Is there a way to have craete_tarfiles.py fail if the mapping isn't correct? Shane caught this because it was a test, otherwise the cromwell completed successfully which is risky to run in production.
@chienchi please see my comment from last week.
The create_tarfiles.py is performed after binning. Ideally, the mapping between input config ID and annotation ID should be checked after files staged.
Appears to have a PR. Will move to next sprint for review.

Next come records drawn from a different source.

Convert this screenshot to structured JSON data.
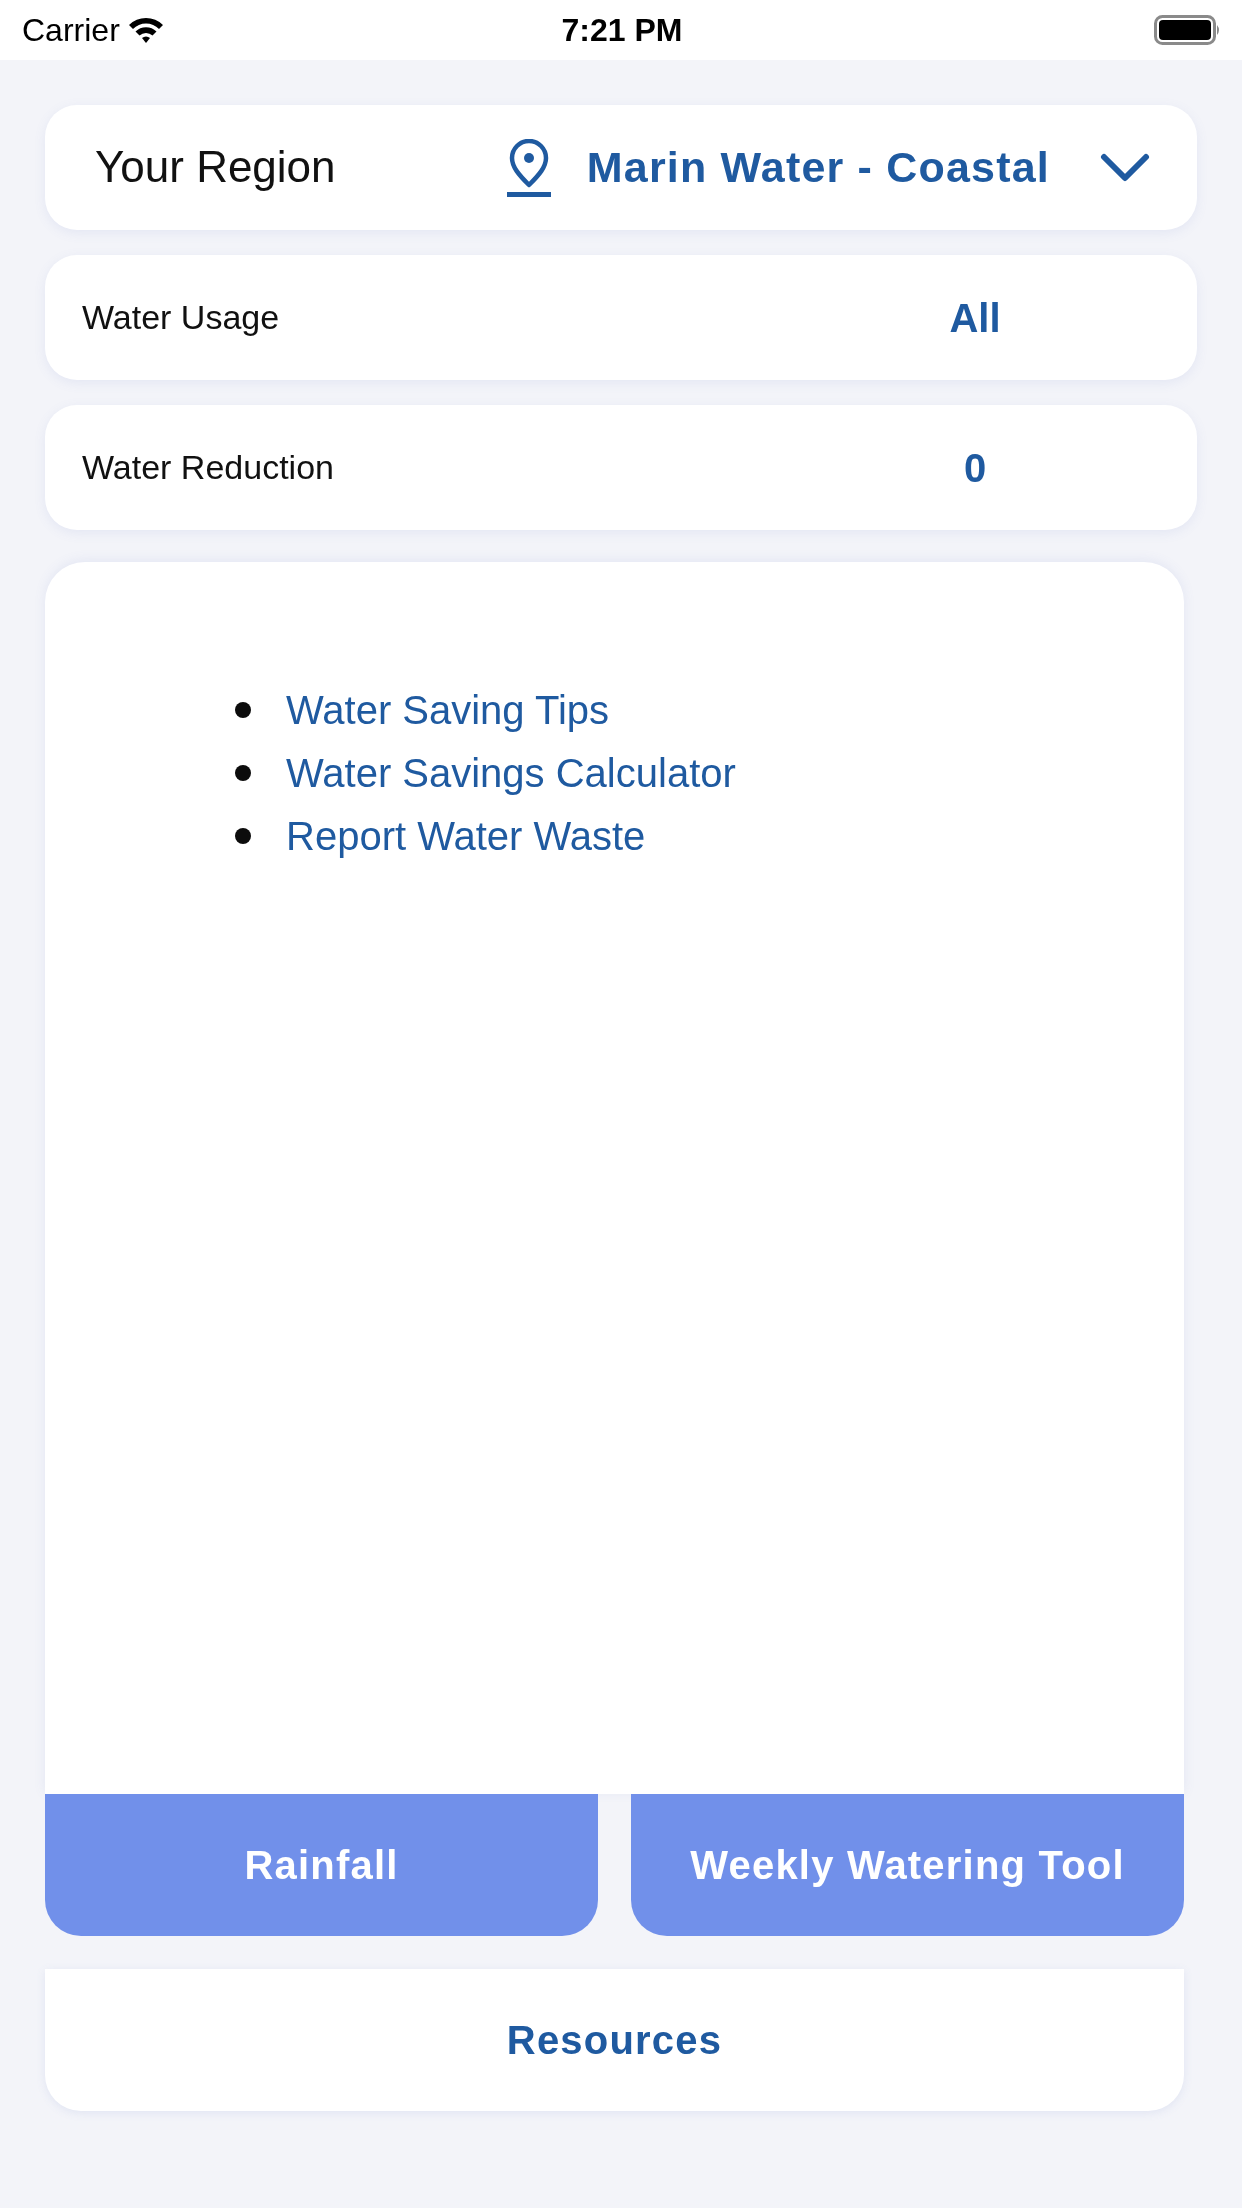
{
  "status_bar": {
    "carrier": "Carrier",
    "time": "7:21 PM"
  },
  "region": {
    "label": "Your Region",
    "value": "Marin Water - Coastal"
  },
  "settings": [
    {
      "label": "Water Usage",
      "value": "All"
    },
    {
      "label": "Water Reduction",
      "value": "0"
    }
  ],
  "links": [
    {
      "label": "Water Saving Tips"
    },
    {
      "label": "Water Savings Calculator"
    },
    {
      "label": "Report Water Waste"
    }
  ],
  "buttons": [
    {
      "label": "Rainfall"
    },
    {
      "label": "Weekly Watering Tool"
    }
  ],
  "resources": {
    "label": "Resources"
  }
}
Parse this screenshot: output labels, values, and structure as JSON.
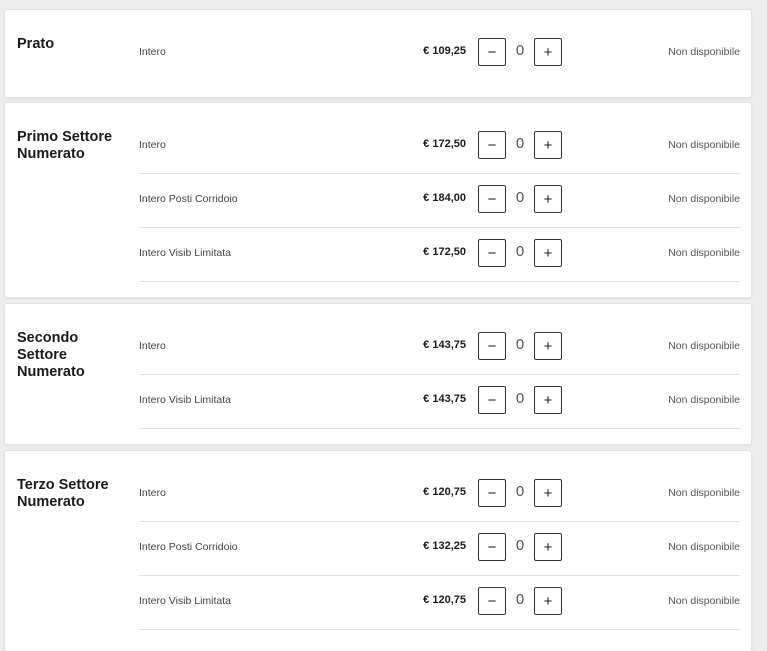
{
  "sectors": [
    {
      "name": "Prato",
      "tickets": [
        {
          "label": "Intero",
          "price": "€ 109,25",
          "qty": "0",
          "status": "Non disponibile"
        }
      ]
    },
    {
      "name": "Primo Settore Numerato",
      "tickets": [
        {
          "label": "Intero",
          "price": "€ 172,50",
          "qty": "0",
          "status": "Non disponibile"
        },
        {
          "label": "Intero Posti Corridoio",
          "price": "€ 184,00",
          "qty": "0",
          "status": "Non disponibile"
        },
        {
          "label": "Intero Visib Limitata",
          "price": "€ 172,50",
          "qty": "0",
          "status": "Non disponibile"
        }
      ]
    },
    {
      "name": "Secondo Settore Numerato",
      "tickets": [
        {
          "label": "Intero",
          "price": "€ 143,75",
          "qty": "0",
          "status": "Non disponibile"
        },
        {
          "label": "Intero Visib Limitata",
          "price": "€ 143,75",
          "qty": "0",
          "status": "Non disponibile"
        }
      ]
    },
    {
      "name": "Terzo Settore Numerato",
      "tickets": [
        {
          "label": "Intero",
          "price": "€ 120,75",
          "qty": "0",
          "status": "Non disponibile"
        },
        {
          "label": "Intero Posti Corridoio",
          "price": "€ 132,25",
          "qty": "0",
          "status": "Non disponibile"
        },
        {
          "label": "Intero Visib Limitata",
          "price": "€ 120,75",
          "qty": "0",
          "status": "Non disponibile"
        }
      ]
    }
  ],
  "buttons": {
    "minus": "−",
    "plus": "+"
  }
}
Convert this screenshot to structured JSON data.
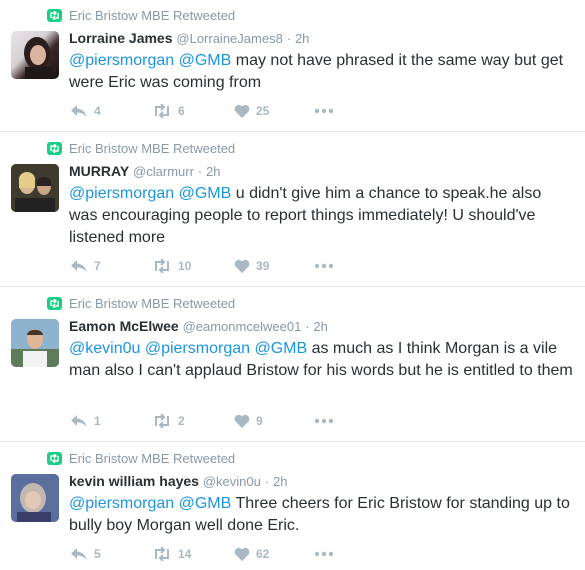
{
  "colors": {
    "retweet_green": "#19cf86",
    "link_blue": "#1b95e0",
    "muted": "#8899a6",
    "action_gray": "#aab8c2"
  },
  "tweets": [
    {
      "retweeted_by": "Eric Bristow MBE Retweeted",
      "fullname": "Lorraine James",
      "handle": "@LorraineJames8",
      "sep": "·",
      "time": "2h",
      "mentions": "@piersmorgan @GMB",
      "body": " may not have phrased it the same way but get were Eric was coming from",
      "reply_count": "4",
      "retweet_count": "6",
      "like_count": "25",
      "icons": [
        "retweet-icon",
        "reply-icon",
        "like-icon",
        "more-icon"
      ]
    },
    {
      "retweeted_by": "Eric Bristow MBE Retweeted",
      "fullname": "MURRAY",
      "handle": "@clarmurr",
      "sep": "·",
      "time": "2h",
      "mentions": "@piersmorgan @GMB",
      "body": " u didn't give him a chance to speak.he also was encouraging people to report things immediately! U should've listened more",
      "reply_count": "7",
      "retweet_count": "10",
      "like_count": "39"
    },
    {
      "retweeted_by": "Eric Bristow MBE Retweeted",
      "fullname": "Eamon McElwee",
      "handle": "@eamonmcelwee01",
      "sep": "·",
      "time": "2h",
      "mentions": "@kevin0u @piersmorgan @GMB",
      "body": " as much as I think Morgan is a vile man also I can't applaud Bristow for his words but he is entitled to them",
      "reply_count": "1",
      "retweet_count": "2",
      "like_count": "9"
    },
    {
      "retweeted_by": "Eric Bristow MBE Retweeted",
      "fullname": "kevin william hayes",
      "handle": "@kevin0u",
      "sep": "·",
      "time": "2h",
      "mentions": "@piersmorgan @GMB",
      "body": " Three cheers for Eric Bristow for standing up to bully boy Morgan well done Eric.",
      "reply_count": "5",
      "retweet_count": "14",
      "like_count": "62"
    }
  ]
}
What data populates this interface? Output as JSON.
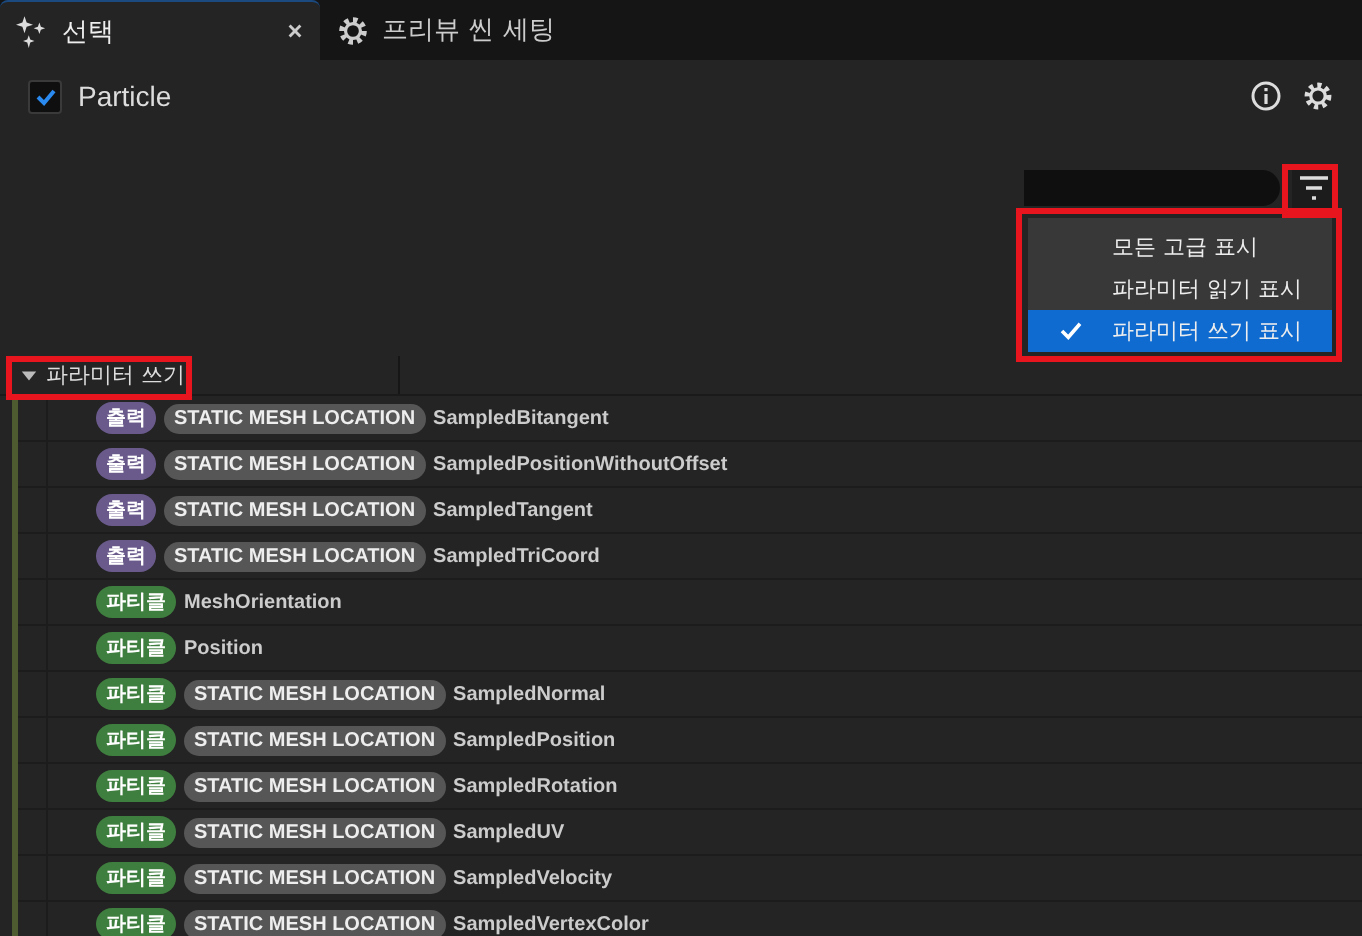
{
  "tabs": [
    {
      "label": "선택",
      "selected": true,
      "kind": "selection"
    },
    {
      "label": "프리뷰 씬 세팅",
      "selected": false,
      "kind": "preview"
    }
  ],
  "header": {
    "title": "Particle",
    "checked": true
  },
  "filter_menu": {
    "items": [
      {
        "label": "모든 고급 표시",
        "selected": false
      },
      {
        "label": "파라미터 읽기 표시",
        "selected": false
      },
      {
        "label": "파라미터 쓰기 표시",
        "selected": true
      }
    ]
  },
  "section": {
    "label": "파라미터 쓰기",
    "expanded": true
  },
  "rows": [
    {
      "scope": "출력",
      "kind": "output",
      "type": "STATIC MESH LOCATION",
      "name": "SampledBitangent"
    },
    {
      "scope": "출력",
      "kind": "output",
      "type": "STATIC MESH LOCATION",
      "name": "SampledPositionWithoutOffset"
    },
    {
      "scope": "출력",
      "kind": "output",
      "type": "STATIC MESH LOCATION",
      "name": "SampledTangent"
    },
    {
      "scope": "출력",
      "kind": "output",
      "type": "STATIC MESH LOCATION",
      "name": "SampledTriCoord"
    },
    {
      "scope": "파티클",
      "kind": "particle",
      "name": "MeshOrientation"
    },
    {
      "scope": "파티클",
      "kind": "particle",
      "name": "Position"
    },
    {
      "scope": "파티클",
      "kind": "particle",
      "type": "STATIC MESH LOCATION",
      "name": "SampledNormal"
    },
    {
      "scope": "파티클",
      "kind": "particle",
      "type": "STATIC MESH LOCATION",
      "name": "SampledPosition"
    },
    {
      "scope": "파티클",
      "kind": "particle",
      "type": "STATIC MESH LOCATION",
      "name": "SampledRotation"
    },
    {
      "scope": "파티클",
      "kind": "particle",
      "type": "STATIC MESH LOCATION",
      "name": "SampledUV"
    },
    {
      "scope": "파티클",
      "kind": "particle",
      "type": "STATIC MESH LOCATION",
      "name": "SampledVelocity"
    },
    {
      "scope": "파티클",
      "kind": "particle",
      "type": "STATIC MESH LOCATION",
      "name": "SampledVertexColor"
    }
  ]
}
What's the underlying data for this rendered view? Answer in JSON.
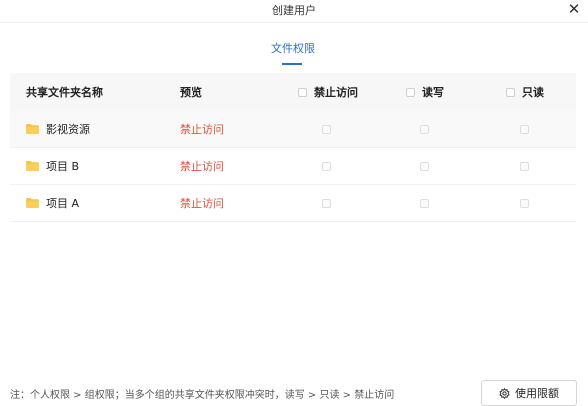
{
  "window": {
    "title": "创建用户",
    "close_glyph": "✕"
  },
  "tabs": [
    {
      "label": "文件权限",
      "active": true
    }
  ],
  "table": {
    "columns": {
      "name": "共享文件夹名称",
      "preview": "预览",
      "block": "禁止访问",
      "readwrite": "读写",
      "readonly": "只读"
    },
    "rows": [
      {
        "name": "影视资源",
        "preview": "禁止访问"
      },
      {
        "name": "项目 B",
        "preview": "禁止访问"
      },
      {
        "name": "项目 A",
        "preview": "禁止访问"
      }
    ]
  },
  "footer": {
    "note": "注：个人权限 > 组权限；当多个组的共享文件夹权限冲突时，读写 > 只读 > 禁止访问",
    "quota_button": "使用限额"
  },
  "colors": {
    "accent": "#2f6ecb",
    "deny": "#e0533d",
    "folder": "#f6c445"
  },
  "icons": {
    "close": "close-icon",
    "folder": "folder-icon",
    "gear": "gear-icon"
  }
}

Shane noticed that there were no bins from a run where we expected them. In debugging the run, /pscratch/sd/n/nmdcda/cromwell-executions/nmdc_mags/29628c3e-8850-4210-927a-1d4258fa35d1/, it appears the root cause is in call-package, a test with GOLD identifiers worked on April 15, after the lastest change to the image version on April 1st so I suspect the issue is with nmdc style headers.